18 ottobre 2016 ore 10:44, Americo Mascarucci
"Con la legge di stabilità abbiamo investito soldi nelle scuole per l'italiano all'estero, ma serve una gigantesca scommessa culturale sul made in Italy. Se vogliamo che l'italiano sia studiato, non possiamo fermarci alla letteratura"
Così il presidente del consiglio Matteo Renzi ha aperto gli Stati Generali della Lingua Italiana nel mondo, due giorni di incontri e studi a Firenze. 

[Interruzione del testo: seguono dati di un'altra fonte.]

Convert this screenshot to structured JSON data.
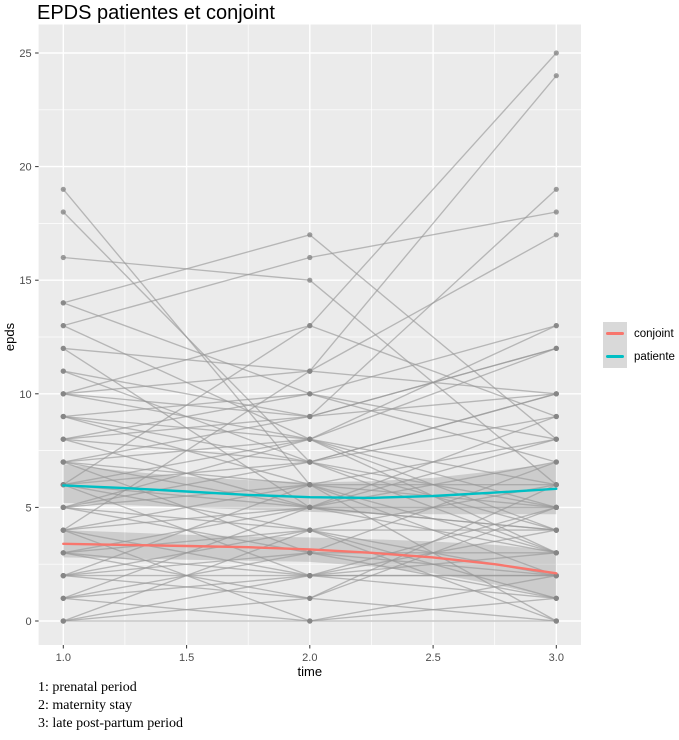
{
  "chart_data": {
    "type": "line",
    "title": "EPDS patientes et conjoint",
    "xlabel": "time",
    "ylabel": "epds",
    "xlim": [
      1,
      3
    ],
    "ylim": [
      0,
      25
    ],
    "x_tick_values": [
      1.0,
      1.5,
      2.0,
      2.5,
      3.0
    ],
    "x_tick_labels": [
      "1.0",
      "1.5",
      "2.0",
      "2.5",
      "3.0"
    ],
    "y_tick_values": [
      0,
      5,
      10,
      15,
      20,
      25
    ],
    "y_tick_labels": [
      "0",
      "5",
      "10",
      "15",
      "20",
      "25"
    ],
    "grid": "on",
    "panel_bg": "#ebebeb",
    "grid_color": "#ffffff",
    "tick_label_color": "#4d4d4d",
    "spaghetti": {
      "description": "individual EPDS trajectories (gray lines with points) at times 1,2,3",
      "times": [
        1,
        2,
        3
      ],
      "line_color": "rgba(150,150,150,0.62)",
      "point_color": "rgba(134,134,134,0.80)",
      "trajectories": [
        [
          19,
          6,
          5
        ],
        [
          18,
          7,
          3
        ],
        [
          16,
          15,
          6
        ],
        [
          14,
          17,
          8
        ],
        [
          13,
          16,
          18
        ],
        [
          12,
          11,
          17
        ],
        [
          11,
          9,
          19
        ],
        [
          10,
          13,
          9
        ],
        [
          13,
          8,
          12
        ],
        [
          12,
          5,
          4
        ],
        [
          11,
          7,
          10
        ],
        [
          10,
          8,
          13
        ],
        [
          14,
          10,
          7
        ],
        [
          6,
          13,
          25
        ],
        [
          4,
          11,
          24
        ],
        [
          9,
          10,
          8
        ],
        [
          8,
          9,
          12
        ],
        [
          7,
          8,
          6
        ],
        [
          6,
          7,
          10
        ],
        [
          5,
          6,
          2
        ],
        [
          4,
          5,
          7
        ],
        [
          3,
          4,
          0
        ],
        [
          2,
          3,
          1
        ],
        [
          1,
          2,
          3
        ],
        [
          0,
          1,
          0
        ],
        [
          9,
          7,
          4
        ],
        [
          8,
          5,
          9
        ],
        [
          7,
          6,
          8
        ],
        [
          6,
          4,
          1
        ],
        [
          5,
          3,
          3
        ],
        [
          4,
          2,
          5
        ],
        [
          3,
          2,
          4
        ],
        [
          2,
          1,
          5
        ],
        [
          1,
          0,
          2
        ],
        [
          0,
          2,
          1
        ],
        [
          10,
          11,
          10
        ],
        [
          9,
          8,
          3
        ],
        [
          8,
          7,
          5
        ],
        [
          7,
          5,
          5
        ],
        [
          6,
          5,
          3
        ],
        [
          5,
          4,
          6
        ],
        [
          4,
          6,
          6
        ],
        [
          3,
          5,
          8
        ],
        [
          2,
          4,
          4
        ],
        [
          1,
          3,
          2
        ],
        [
          0,
          0,
          0
        ],
        [
          7,
          3,
          7
        ],
        [
          6,
          2,
          2
        ],
        [
          5,
          8,
          5
        ],
        [
          9,
          6,
          0
        ],
        [
          0,
          4,
          2
        ],
        [
          1,
          5,
          4
        ],
        [
          3,
          1,
          6
        ],
        [
          2,
          6,
          3
        ],
        [
          8,
          10,
          13
        ],
        [
          5,
          7,
          9
        ],
        [
          6,
          8,
          4
        ],
        [
          4,
          0,
          1
        ],
        [
          2,
          2,
          2
        ],
        [
          10,
          9,
          10
        ],
        [
          7,
          9,
          12
        ]
      ]
    },
    "ribbon_color": "rgba(55,55,55,0.17)",
    "series": [
      {
        "name": "conjoint",
        "color": "#F8766D",
        "x": [
          1,
          1.25,
          1.5,
          1.75,
          2,
          2.25,
          2.5,
          2.75,
          3
        ],
        "y": [
          3.4,
          3.35,
          3.3,
          3.25,
          3.15,
          3.0,
          2.8,
          2.5,
          2.1
        ],
        "upper": [
          4.0,
          3.9,
          3.8,
          3.72,
          3.68,
          3.6,
          3.5,
          3.35,
          3.1
        ],
        "lower": [
          2.8,
          2.75,
          2.7,
          2.65,
          2.6,
          2.4,
          2.1,
          1.6,
          1.0
        ]
      },
      {
        "name": "patiente",
        "color": "#00BFC4",
        "x": [
          1,
          1.25,
          1.5,
          1.75,
          2,
          2.25,
          2.5,
          2.75,
          3
        ],
        "y": [
          5.97,
          5.85,
          5.7,
          5.55,
          5.45,
          5.42,
          5.5,
          5.65,
          5.82
        ],
        "upper": [
          6.9,
          6.6,
          6.35,
          6.2,
          6.1,
          6.15,
          6.3,
          6.6,
          6.95
        ],
        "lower": [
          5.2,
          5.1,
          5.0,
          4.9,
          4.8,
          4.72,
          4.7,
          4.7,
          4.7
        ]
      }
    ],
    "legend": {
      "position": "right",
      "items": [
        {
          "label": "conjoint",
          "color": "#F8766D"
        },
        {
          "label": "patiente",
          "color": "#00BFC4"
        }
      ]
    },
    "footnotes": [
      "1: prenatal period",
      "2: maternity stay",
      "3: late post-partum period"
    ]
  }
}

"È un numero strepitoso (due milioni e 300mila persone nel mondo) - ha detto Renzi - ma ancora molto piccolo rispetto agli altri. In Cina ci sono 54 applicazioni per studiare l’italiano ma questo percorso non può essere giocato sulle leggi dei grandi numeri. Dove sta allora la chiave di un possibile sviluppo? In un grande investimento sull'Italia nel mondo: è vero che siamo solo 60 milioni, ma nella graduatoria dei marchi commerciali l’italiano è la seconda lingua utilizzata - ha proseguito - questo da una parte implica dei problemi perché si definisce con espressione italiana anche ciò che italiano non è. Ne facciamo le spese nel campo agroalimentare: il parmesan contro il parmigiano. Accanto a questo aspetto problematico ci sono anche dei lati da sfruttare. Nel marchio italiano è contenuta un’evocazione di bello che è positiva dal punto di vista commerciale. È la stessa ambivalenza che è contenuta nella parola crisi, momento di difficoltà ma anche di opportunità". 

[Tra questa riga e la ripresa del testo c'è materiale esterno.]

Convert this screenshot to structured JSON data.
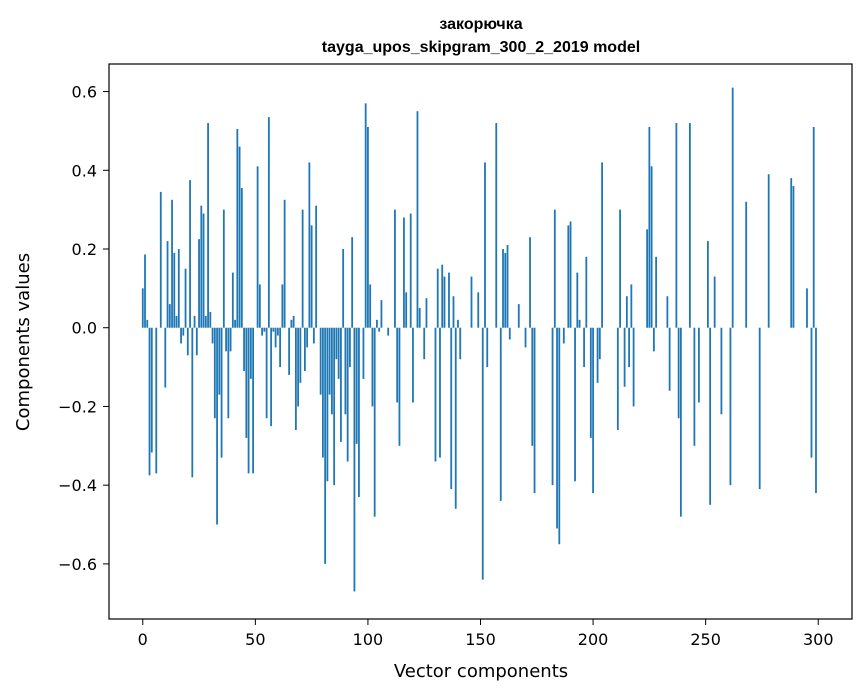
{
  "chart_data": {
    "type": "bar",
    "title": "закорючка",
    "subtitle": "tayga_upos_skipgram_300_2_2019 model",
    "xlabel": "Vector components",
    "ylabel": "Components values",
    "xlim": [
      -15,
      315
    ],
    "ylim": [
      -0.74,
      0.67
    ],
    "xticks": [
      0,
      50,
      100,
      150,
      200,
      250,
      300
    ],
    "yticks": [
      -0.6,
      -0.4,
      -0.2,
      0.0,
      0.2,
      0.4,
      0.6
    ],
    "ytick_labels": [
      "−0.6",
      "−0.4",
      "−0.2",
      "0.0",
      "0.2",
      "0.4",
      "0.6"
    ],
    "grid": false,
    "bar_color": "#1f77b4",
    "x": [
      0,
      1,
      2,
      3,
      4,
      5,
      6,
      7,
      8,
      9,
      10,
      11,
      12,
      13,
      14,
      15,
      16,
      17,
      18,
      19,
      20,
      21,
      22,
      23,
      24,
      25,
      26,
      27,
      28,
      29,
      30,
      31,
      32,
      33,
      34,
      35,
      36,
      37,
      38,
      39,
      40,
      41,
      42,
      43,
      44,
      45,
      46,
      47,
      48,
      49,
      50,
      51,
      52,
      53,
      54,
      55,
      56,
      57,
      58,
      59,
      60,
      61,
      62,
      63,
      64,
      65,
      66,
      67,
      68,
      69,
      70,
      71,
      72,
      73,
      74,
      75,
      76,
      77,
      78,
      79,
      80,
      81,
      82,
      83,
      84,
      85,
      86,
      87,
      88,
      89,
      90,
      91,
      92,
      93,
      94,
      95,
      96,
      97,
      98,
      99,
      100,
      101,
      102,
      103,
      104,
      105,
      106,
      107,
      108,
      109,
      110,
      111,
      112,
      113,
      114,
      115,
      116,
      117,
      118,
      119,
      120,
      121,
      122,
      123,
      124,
      125,
      126,
      127,
      128,
      129,
      130,
      131,
      132,
      133,
      134,
      135,
      136,
      137,
      138,
      139,
      140,
      141,
      142,
      143,
      144,
      145,
      146,
      147,
      148,
      149,
      150,
      151,
      152,
      153,
      154,
      155,
      156,
      157,
      158,
      159,
      160,
      161,
      162,
      163,
      164,
      165,
      166,
      167,
      168,
      169,
      170,
      171,
      172,
      173,
      174,
      175,
      176,
      177,
      178,
      179,
      180,
      181,
      182,
      183,
      184,
      185,
      186,
      187,
      188,
      189,
      190,
      191,
      192,
      193,
      194,
      195,
      196,
      197,
      198,
      199,
      200,
      201,
      202,
      203,
      204,
      205,
      206,
      207,
      208,
      209,
      210,
      211,
      212,
      213,
      214,
      215,
      216,
      217,
      218,
      219,
      220,
      221,
      222,
      223,
      224,
      225,
      226,
      227,
      228,
      229,
      230,
      231,
      232,
      233,
      234,
      235,
      236,
      237,
      238,
      239,
      240,
      241,
      242,
      243,
      244,
      245,
      246,
      247,
      248,
      249,
      250,
      251,
      252,
      253,
      254,
      255,
      256,
      257,
      258,
      259,
      260,
      261,
      262,
      263,
      264,
      265,
      266,
      267,
      268,
      269,
      270,
      271,
      272,
      273,
      274,
      275,
      276,
      277,
      278,
      279,
      280,
      281,
      282,
      283,
      284,
      285,
      286,
      287,
      288,
      289,
      290,
      291,
      292,
      293,
      294,
      295,
      296,
      297,
      298,
      299
    ],
    "values": [
      0.1,
      0.186,
      0.02,
      -0.375,
      -0.317,
      0.0,
      -0.37,
      0.0,
      0.345,
      0.0,
      -0.152,
      0.22,
      0.06,
      0.325,
      0.19,
      0.03,
      0.2,
      -0.04,
      -0.02,
      0.15,
      -0.07,
      0.375,
      -0.38,
      0.03,
      -0.07,
      0.225,
      0.31,
      0.29,
      0.03,
      0.52,
      0.04,
      -0.04,
      -0.23,
      -0.5,
      -0.17,
      -0.33,
      0.3,
      -0.06,
      -0.23,
      -0.06,
      0.14,
      0.02,
      0.505,
      0.46,
      0.355,
      -0.11,
      -0.28,
      -0.37,
      -0.13,
      -0.37,
      0.0,
      0.41,
      0.11,
      -0.02,
      -0.01,
      -0.23,
      0.535,
      -0.25,
      -0.01,
      -0.05,
      -0.02,
      -0.1,
      0.11,
      0.325,
      0.0,
      -0.12,
      0.02,
      0.03,
      -0.26,
      -0.2,
      -0.14,
      0.3,
      -0.11,
      -0.05,
      0.42,
      0.26,
      -0.04,
      0.31,
      0.0,
      -0.17,
      -0.33,
      -0.6,
      -0.39,
      -0.17,
      -0.22,
      -0.4,
      -0.08,
      -0.13,
      -0.29,
      0.2,
      -0.22,
      -0.34,
      -0.1,
      0.23,
      -0.67,
      -0.295,
      -0.43,
      -0.0,
      -0.13,
      0.57,
      0.51,
      0.11,
      -0.2,
      -0.48,
      0.02,
      -0.01,
      0.07,
      0.0,
      0.0,
      -0.02,
      0.0,
      0.0,
      0.3,
      -0.19,
      -0.3,
      0.0,
      0.28,
      0.09,
      0.0,
      0.29,
      -0.19,
      0.0,
      0.55,
      0.05,
      0.0,
      -0.08,
      0.075,
      0.0,
      0.0,
      0.0,
      -0.34,
      0.15,
      -0.33,
      0.16,
      0.13,
      0.0,
      0.14,
      -0.41,
      0.08,
      -0.46,
      0.02,
      -0.08,
      0.0,
      0.0,
      0.0,
      0.0,
      0.13,
      0.0,
      0.0,
      0.09,
      0.0,
      -0.64,
      0.42,
      -0.1,
      0.0,
      0.0,
      0.0,
      0.52,
      0.0,
      -0.44,
      0.2,
      0.19,
      0.21,
      -0.03,
      0.0,
      0.0,
      0.0,
      0.06,
      0.0,
      0.0,
      -0.05,
      0.0,
      0.23,
      -0.3,
      -0.42,
      0.0,
      0.0,
      0.0,
      0.0,
      0.0,
      0.0,
      0.0,
      -0.4,
      0.3,
      -0.51,
      -0.55,
      0.0,
      -0.04,
      0.0,
      0.26,
      0.27,
      0.0,
      -0.39,
      0.14,
      0.02,
      0.0,
      -0.1,
      0.18,
      0.0,
      -0.28,
      -0.42,
      0.0,
      -0.14,
      -0.08,
      0.42,
      0.0,
      0.0,
      0.0,
      0.0,
      0.0,
      0.0,
      -0.26,
      0.3,
      0.0,
      -0.15,
      0.08,
      -0.1,
      0.11,
      -0.2,
      0.0,
      0.0,
      0.0,
      0.0,
      0.0,
      0.25,
      0.51,
      0.41,
      -0.06,
      0.18,
      0.0,
      0.0,
      0.0,
      0.0,
      0.08,
      -0.16,
      0.0,
      0.0,
      0.52,
      -0.23,
      -0.48,
      0.0,
      0.0,
      0.0,
      0.52,
      0.0,
      -0.3,
      0.0,
      -0.19,
      0.0,
      0.0,
      0.0,
      0.22,
      -0.45,
      0.0,
      0.13,
      0.0,
      0.0,
      -0.22,
      0.0,
      0.0,
      0.0,
      -0.4,
      0.61,
      0.0,
      0.0,
      0.0,
      0.0,
      0.0,
      0.32,
      0.0,
      0.0,
      0.0,
      0.0,
      0.0,
      -0.41,
      0.0,
      0.0,
      0.0,
      0.39,
      0.0,
      0.0,
      0.0,
      0.0,
      0.0,
      0.0,
      0.0,
      0.0,
      0.0,
      0.38,
      0.36,
      0.0,
      0.0,
      0.0,
      0.0,
      0.0,
      0.1,
      0.0,
      -0.33,
      0.51,
      -0.42
    ]
  }
}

Cosa ha fatto Firenze per la lingua italiana: la 2 giorni con Renzi
Importante il lancio del nuovo "Portale della Lingua Italiana nel mondo", punto di riferimento per chi studia e insegna, ma anche strumento di monitoraggio e di analisi. 

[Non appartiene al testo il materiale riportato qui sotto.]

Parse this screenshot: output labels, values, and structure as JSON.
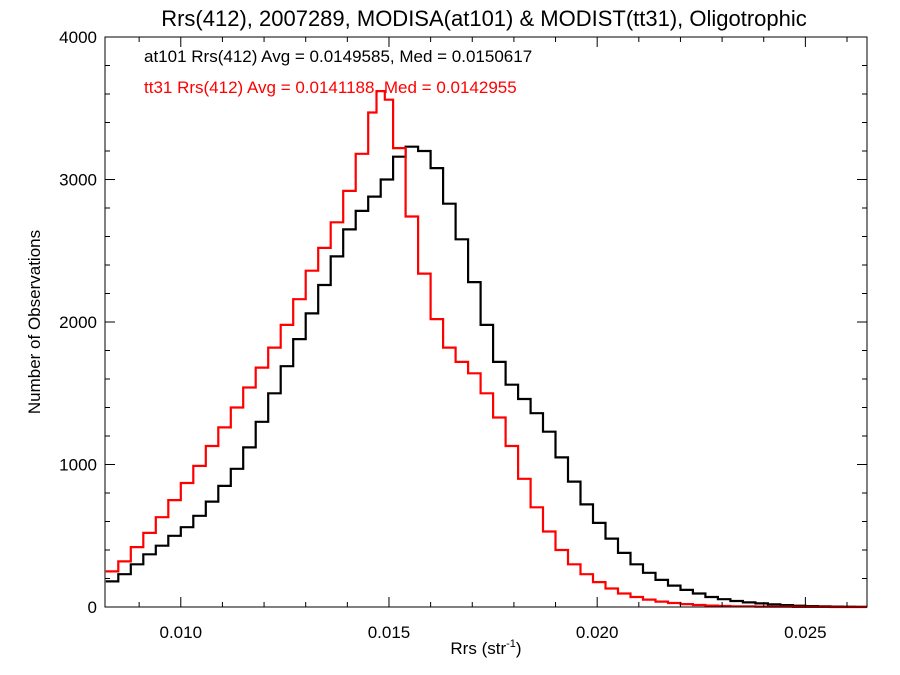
{
  "chart_data": {
    "type": "histogram",
    "title": "Rrs(412), 2007289, MODISA(at101) & MODIST(tt31), Oligotrophic",
    "xlabel_base": "Rrs (str",
    "xlabel_sup": "-1",
    "xlabel_close": ")",
    "ylabel": "Number of Observations",
    "xlim": [
      0.00818,
      0.02648
    ],
    "ylim": [
      0,
      4000
    ],
    "xticks": [
      {
        "v": 0.01,
        "label": "0.010"
      },
      {
        "v": 0.015,
        "label": "0.015"
      },
      {
        "v": 0.02,
        "label": "0.020"
      },
      {
        "v": 0.025,
        "label": "0.025"
      }
    ],
    "yticks": [
      {
        "v": 0,
        "label": "0"
      },
      {
        "v": 1000,
        "label": "1000"
      },
      {
        "v": 2000,
        "label": "2000"
      },
      {
        "v": 3000,
        "label": "3000"
      },
      {
        "v": 4000,
        "label": "4000"
      }
    ],
    "xminor_step": 0.001,
    "yminor_step": 200,
    "grid": false,
    "series": [
      {
        "name": "at101",
        "stat_text": "at101 Rrs(412) Avg = 0.0149585, Med = 0.0150617",
        "color": "#000000",
        "points": [
          [
            0.0082,
            180
          ],
          [
            0.0085,
            230
          ],
          [
            0.0088,
            300
          ],
          [
            0.0091,
            370
          ],
          [
            0.0094,
            430
          ],
          [
            0.0097,
            500
          ],
          [
            0.01,
            560
          ],
          [
            0.0103,
            640
          ],
          [
            0.0106,
            740
          ],
          [
            0.0109,
            850
          ],
          [
            0.0112,
            970
          ],
          [
            0.0115,
            1120
          ],
          [
            0.0118,
            1300
          ],
          [
            0.0121,
            1500
          ],
          [
            0.0124,
            1690
          ],
          [
            0.0127,
            1880
          ],
          [
            0.013,
            2060
          ],
          [
            0.0133,
            2260
          ],
          [
            0.0136,
            2460
          ],
          [
            0.0139,
            2650
          ],
          [
            0.0142,
            2780
          ],
          [
            0.0145,
            2880
          ],
          [
            0.0148,
            3000
          ],
          [
            0.0151,
            3160
          ],
          [
            0.0154,
            3230
          ],
          [
            0.0157,
            3200
          ],
          [
            0.016,
            3080
          ],
          [
            0.0163,
            2830
          ],
          [
            0.0166,
            2580
          ],
          [
            0.0169,
            2280
          ],
          [
            0.0172,
            1980
          ],
          [
            0.0175,
            1720
          ],
          [
            0.0178,
            1560
          ],
          [
            0.0181,
            1460
          ],
          [
            0.0184,
            1360
          ],
          [
            0.0187,
            1230
          ],
          [
            0.019,
            1050
          ],
          [
            0.0193,
            880
          ],
          [
            0.0196,
            720
          ],
          [
            0.0199,
            590
          ],
          [
            0.0202,
            480
          ],
          [
            0.0205,
            380
          ],
          [
            0.0208,
            300
          ],
          [
            0.0211,
            240
          ],
          [
            0.0214,
            190
          ],
          [
            0.0217,
            150
          ],
          [
            0.022,
            120
          ],
          [
            0.0223,
            95
          ],
          [
            0.0226,
            70
          ],
          [
            0.0229,
            55
          ],
          [
            0.0232,
            42
          ],
          [
            0.0235,
            32
          ],
          [
            0.0238,
            25
          ],
          [
            0.0241,
            18
          ],
          [
            0.0244,
            13
          ],
          [
            0.0247,
            9
          ],
          [
            0.025,
            6
          ],
          [
            0.0253,
            4
          ],
          [
            0.0256,
            3
          ],
          [
            0.0259,
            2
          ],
          [
            0.0262,
            1
          ],
          [
            0.0265,
            1
          ]
        ]
      },
      {
        "name": "tt31",
        "stat_text": "tt31 Rrs(412) Avg = 0.0141188, Med = 0.0142955",
        "color": "#ff0000",
        "points": [
          [
            0.0082,
            250
          ],
          [
            0.0085,
            320
          ],
          [
            0.0088,
            420
          ],
          [
            0.0091,
            520
          ],
          [
            0.0094,
            630
          ],
          [
            0.0097,
            750
          ],
          [
            0.01,
            870
          ],
          [
            0.0103,
            990
          ],
          [
            0.0106,
            1130
          ],
          [
            0.0109,
            1260
          ],
          [
            0.0112,
            1400
          ],
          [
            0.0115,
            1540
          ],
          [
            0.0118,
            1680
          ],
          [
            0.0121,
            1820
          ],
          [
            0.0124,
            1980
          ],
          [
            0.0127,
            2160
          ],
          [
            0.013,
            2360
          ],
          [
            0.0133,
            2520
          ],
          [
            0.0136,
            2700
          ],
          [
            0.0139,
            2920
          ],
          [
            0.0142,
            3180
          ],
          [
            0.0145,
            3470
          ],
          [
            0.0147,
            3620
          ],
          [
            0.0149,
            3560
          ],
          [
            0.0151,
            3220
          ],
          [
            0.0154,
            2740
          ],
          [
            0.0157,
            2340
          ],
          [
            0.016,
            2020
          ],
          [
            0.0163,
            1820
          ],
          [
            0.0166,
            1720
          ],
          [
            0.0169,
            1640
          ],
          [
            0.0172,
            1500
          ],
          [
            0.0175,
            1330
          ],
          [
            0.0178,
            1130
          ],
          [
            0.0181,
            900
          ],
          [
            0.0184,
            700
          ],
          [
            0.0187,
            530
          ],
          [
            0.019,
            400
          ],
          [
            0.0193,
            300
          ],
          [
            0.0196,
            230
          ],
          [
            0.0199,
            175
          ],
          [
            0.0202,
            130
          ],
          [
            0.0205,
            95
          ],
          [
            0.0208,
            70
          ],
          [
            0.0211,
            52
          ],
          [
            0.0214,
            38
          ],
          [
            0.0217,
            28
          ],
          [
            0.022,
            20
          ],
          [
            0.0223,
            14
          ],
          [
            0.0226,
            10
          ],
          [
            0.0229,
            7
          ],
          [
            0.0232,
            5
          ],
          [
            0.0235,
            4
          ],
          [
            0.0238,
            3
          ],
          [
            0.0241,
            2
          ],
          [
            0.0244,
            2
          ],
          [
            0.0247,
            1
          ],
          [
            0.025,
            1
          ],
          [
            0.0253,
            1
          ],
          [
            0.0256,
            0
          ],
          [
            0.0259,
            0
          ],
          [
            0.0262,
            0
          ],
          [
            0.0265,
            0
          ]
        ]
      }
    ]
  }
}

Il vice ministro degli Esteri, Mario Giro, ha insistito, poi, sul potere culturale dell’Italia:
"Uscire dalle incertezze indotte dalla globalizzazione, abbracciare il mondo con la lingua dell'umanesimo: l'italiano, quello della grande bellezza, del creativo, del dialogo, del pluralismo, dell'appartenenza culturale. L'Italia è una grande potenza culturale, spesso ancora troppo inconsapevole".
Oltre al presidente della Rai, Monica Maggioni, e al ministro dell’Istruzione, Stefania Giannini, sono intervenute grandi imprese italiane, che hanno mostrato la forza comunicativa e pubblicitaria della lingua di Dante. 
Un dato su tutti: l’italiano è la seconda lingua più utilizzata nei marchi commerciali.